With new construction outside of the multifamily sector taking a breather during the first half of the year, overall demand outpaced supply and suppressed inventory levels in many areas. This was evident in the latest Realtors Commercial Real Estate Market Survey, which measures quarterly activity from NAR’s commercial members. The survey revealed that inventory shortages are the number one concern for Realtors, which is in turn pushing price growth upward. Prices for commercial properties increased 5.3% in the second quarter compared to a year ago, with the average transaction cost at $1.4 million.

“While inventory constraints and strong appreciation in apartment and retail properties pushed up prices in large commercial markets last quarter, overall sales volume was still down as investors looked for better deals and higher yields in smaller cities,” said Yun. “As a result, investments and leasing activity in middle-tier and smaller markets led the way and are expected to maintain their momentum in coming months.”

Given the global low yield environment, instability overseas and the probability of a rate hike by Federal Reserve at the end of the year, investors are expected to take a cautious approach in the months ahead, leading to a likely slowdown in commercial property prices – especially in Class A assets in larger markets. Meanwhile, prices in smaller markets should continue to climb with strong tenant demand and declining supply supporting growth.

According to Yun, the demand for apartments will continue to drive multifamily housing construction, albeit at a more moderate pace, as a growing share of builders shift from apartments to single-family homes.
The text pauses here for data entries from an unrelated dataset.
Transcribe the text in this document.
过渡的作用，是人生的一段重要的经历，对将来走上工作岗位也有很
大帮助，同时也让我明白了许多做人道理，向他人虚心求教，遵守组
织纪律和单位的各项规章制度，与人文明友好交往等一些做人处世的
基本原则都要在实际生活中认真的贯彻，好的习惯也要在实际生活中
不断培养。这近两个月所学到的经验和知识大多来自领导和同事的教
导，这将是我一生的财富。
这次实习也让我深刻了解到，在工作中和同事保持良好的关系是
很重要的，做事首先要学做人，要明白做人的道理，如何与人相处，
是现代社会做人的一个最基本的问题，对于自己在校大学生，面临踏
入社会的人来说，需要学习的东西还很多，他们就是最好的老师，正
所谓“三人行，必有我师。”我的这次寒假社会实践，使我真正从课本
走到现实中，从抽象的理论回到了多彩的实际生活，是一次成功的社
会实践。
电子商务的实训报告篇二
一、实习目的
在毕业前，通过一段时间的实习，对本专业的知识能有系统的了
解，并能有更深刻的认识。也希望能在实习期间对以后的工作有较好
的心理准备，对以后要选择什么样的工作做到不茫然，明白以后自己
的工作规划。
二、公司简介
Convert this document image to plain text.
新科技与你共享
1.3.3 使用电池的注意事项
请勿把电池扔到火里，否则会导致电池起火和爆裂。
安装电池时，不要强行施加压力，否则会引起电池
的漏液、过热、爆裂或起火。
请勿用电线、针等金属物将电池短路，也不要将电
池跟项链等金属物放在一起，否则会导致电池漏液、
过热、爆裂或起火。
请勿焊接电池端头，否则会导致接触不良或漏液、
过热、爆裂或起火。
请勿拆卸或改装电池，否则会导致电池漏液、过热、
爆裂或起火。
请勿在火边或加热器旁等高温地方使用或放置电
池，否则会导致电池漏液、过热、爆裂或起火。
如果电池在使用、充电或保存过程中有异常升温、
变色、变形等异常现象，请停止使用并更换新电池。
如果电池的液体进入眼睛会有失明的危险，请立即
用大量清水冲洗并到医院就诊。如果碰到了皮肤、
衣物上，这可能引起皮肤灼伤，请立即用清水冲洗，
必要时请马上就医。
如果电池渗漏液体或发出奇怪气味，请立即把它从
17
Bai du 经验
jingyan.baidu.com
Expected completions being added in coming years should begin to moderate rents and nudge vacancies higher.

“The U.S. economy has its flaws and has been stuck in slow-growth mode ever since the Great Recession,” Yun explained. “However, it’s still the top performing economy in the world, and U.S. commercial real estate should continue to remain a stable investment and attractive option for investors even as rates move upward.”